This thread is for posting unusual things that you might tell someone and then say I kid you not. Ding Dong is an unincorporated community in Texas and four states have towns named Podunk, I kid you not.
I had a friend who lived in Eastern Pennsylvania and from his house he had to go though Intercourse to get to Paradise.
That is the basic idea, but I will have to fact-check Donald's post for accuracy. He didn't end it with "I kid you not" so hold off on your trip to Eastern Pennsvalnia @Shirley Martin until the facts are in. UPDATE: @Shirley Martin yes, your "I kid you not:" must be true since Don's post has been fact-checked to be accurate and sets the tone for unbelievable facts. Paradise, Pennsylvania. Paradise is a census-designated place (CDP) in Lancaster County, Pennsylvania, United States, with a zip code of 17562. The population was 1,129 at the 2010 census. Paradise, like Intercourse, is a popular site in Pennsylvania Dutch Country for tourists who like the name of the town.
It is a real town in Washington, I kid you not! The name comes from a local Native American language, meaning 'hard to pole', referring to the difficulty local Native Americans had poling their canoes along the river.
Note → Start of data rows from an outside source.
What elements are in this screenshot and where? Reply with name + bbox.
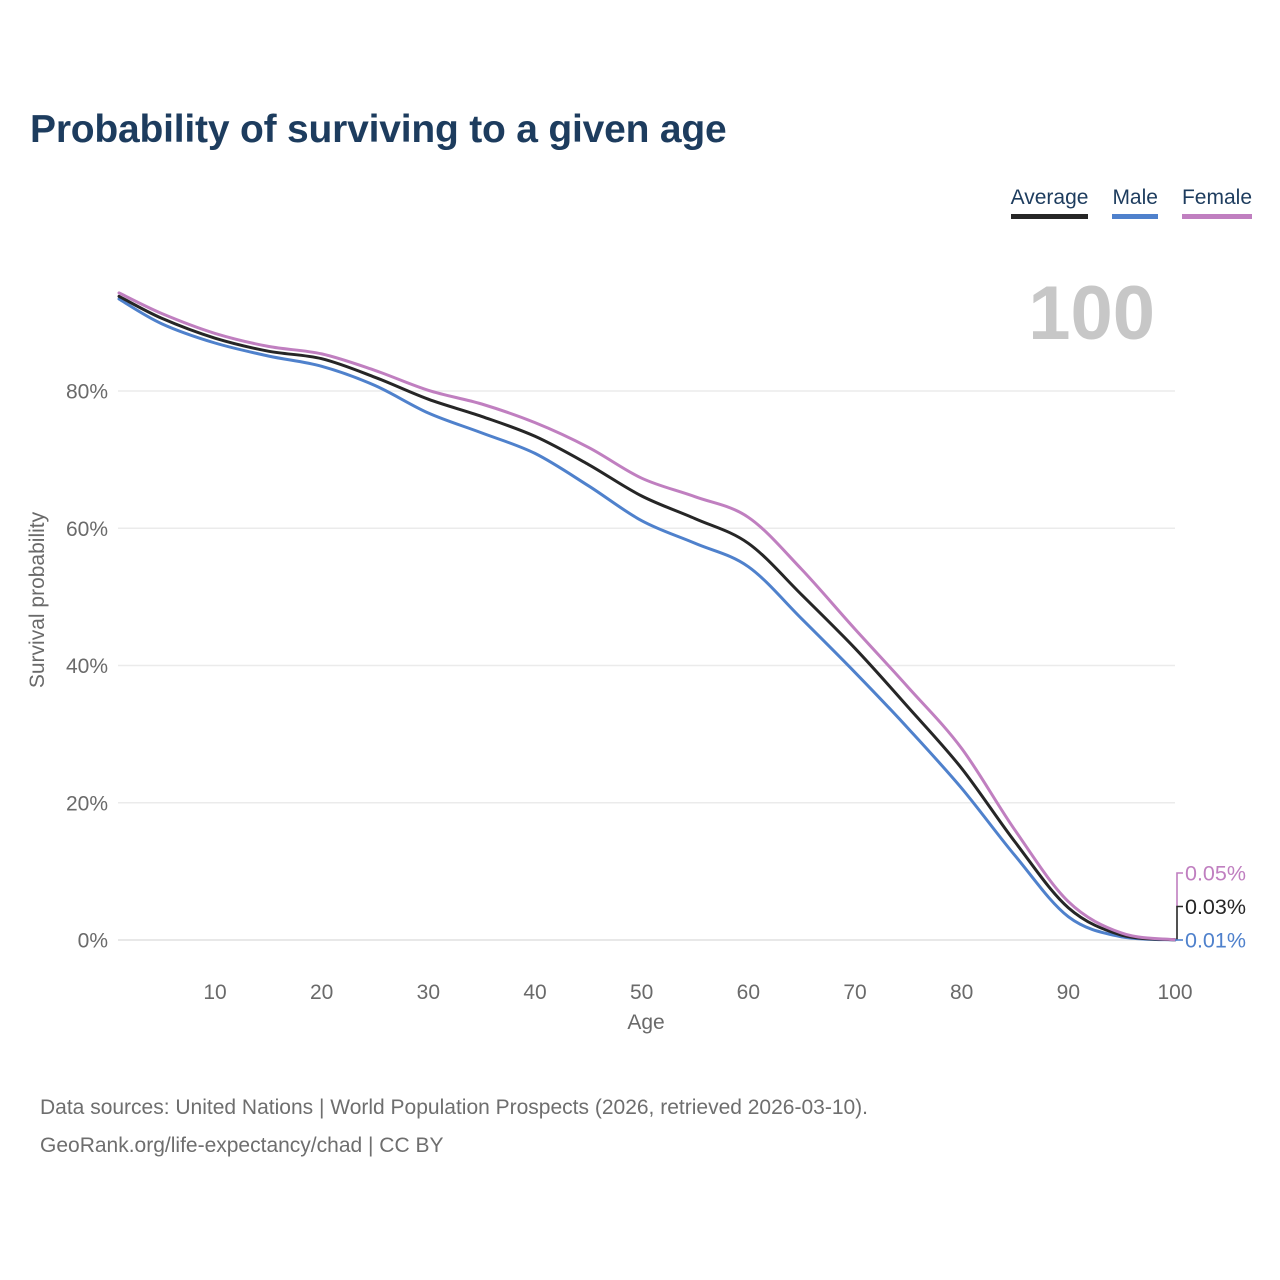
x-tick-label-80: 80 — [950, 981, 973, 1004]
footer-data-sources: Data sources: United Nations | World Pop… — [40, 1096, 869, 1119]
x-tick-label-50: 50 — [630, 981, 653, 1004]
end-value-label-average: 0.03% — [1185, 895, 1246, 919]
end-label-leader-average — [1176, 905, 1183, 940]
x-tick-label-100: 100 — [1157, 981, 1192, 1004]
end-label-leader-female — [1176, 872, 1183, 907]
x-axis-title: Age — [627, 1011, 664, 1034]
y-tick-label-40: 40% — [66, 655, 108, 678]
y-tick-label-20: 20% — [66, 792, 108, 815]
series-line-male — [117, 297, 1177, 942]
x-tick-label-60: 60 — [737, 981, 760, 1004]
legend-item-male[interactable]: Male — [1112, 186, 1158, 219]
watermark-age-100: 100 — [1028, 271, 1155, 356]
y-tick-label-80: 80% — [66, 381, 108, 404]
x-tick-label-70: 70 — [843, 981, 866, 1004]
x-tick-label-10: 10 — [203, 981, 226, 1004]
y-tick-label-60: 60% — [66, 518, 108, 541]
legend-item-average[interactable]: Average — [1010, 186, 1089, 219]
footer-attribution: GeoRank.org/life-expectancy/chad | CC BY — [40, 1134, 444, 1157]
chart-title: Probability of surviving to a given age — [30, 108, 727, 151]
x-tick-label-20: 20 — [310, 981, 333, 1004]
x-tick-label-40: 40 — [523, 981, 546, 1004]
legend-item-female[interactable]: Female — [1181, 186, 1252, 219]
series-line-average — [117, 294, 1177, 942]
y-tick-label-0: 0% — [78, 930, 108, 953]
chart-legend: Average Male Female — [1010, 186, 1252, 219]
legend-label: Female — [1181, 186, 1252, 219]
x-tick-label-90: 90 — [1057, 981, 1080, 1004]
legend-label: Average — [1010, 186, 1089, 219]
end-value-label-male: 0.01% — [1185, 929, 1246, 953]
end-value-label-female: 0.05% — [1185, 862, 1246, 886]
chart-footer: Data sources: United Nations | World Pop… — [40, 1089, 868, 1165]
legend-label: Male — [1112, 186, 1158, 219]
series-line-female — [117, 291, 1177, 942]
y-axis-title: Survival probability — [26, 511, 49, 688]
x-tick-label-30: 30 — [417, 981, 440, 1004]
The official name of the river is Humptulips.
I've sung at a recital at Wabash College and played trumpet at Constitution Hall and Wolf Trap National Park for the Performing Arts, I kid you not.
My wife was in the movie, Airforce One, that starred Harrison Ford. She was an "extra" during the banquet, sitting at a table next to a friend of hers that was also an "extra". Then, after the banquet, and Harrison Ford spoke (as the President of the United States, her and her girlfriend were standing by a doorway as Harrison and his Secret Service walked thru it. She was also in the movie, Volcano, that starred Tommy Lee Jones, as an "extra". While she was doing the above, I was swinging a loop at local So. California rodeos.
If you take a 2 liter bottle, put a piece of aluminum foil in it, add some toilet bowl cleaner, put the top on it, set it down and run like hell, it will go "boom!!!!". I kid you not.. Well, it will go boom even if you don't run like hell but I suggest that you do.
What kind of toilet bowl cleaner? Are you referring to any of the squeeze bottle liquids? I've done the vinegar/baking soda thing. And I've taped together 10 or so beer cans with holes punched in their ends, then shot in lighter fluid, shaken it to atomize throughout, and put a match to the end (you really should wear ear protection.) But I've not heard of this one. I'll have to do some dumpster diving at my local recycling center.
Vinegar and baking soda would generate CO2, but HCl toilet leaner and aluminum foil could generate hydrogen. That could really go boom!! I used to use zinc powder and HCl then pipe it through soapy water to make suds that would ignite with a crackle. It was great fun.
Finally, someone following the "I kid you not" format howbeit giving instructions on making a hydrogen bomb.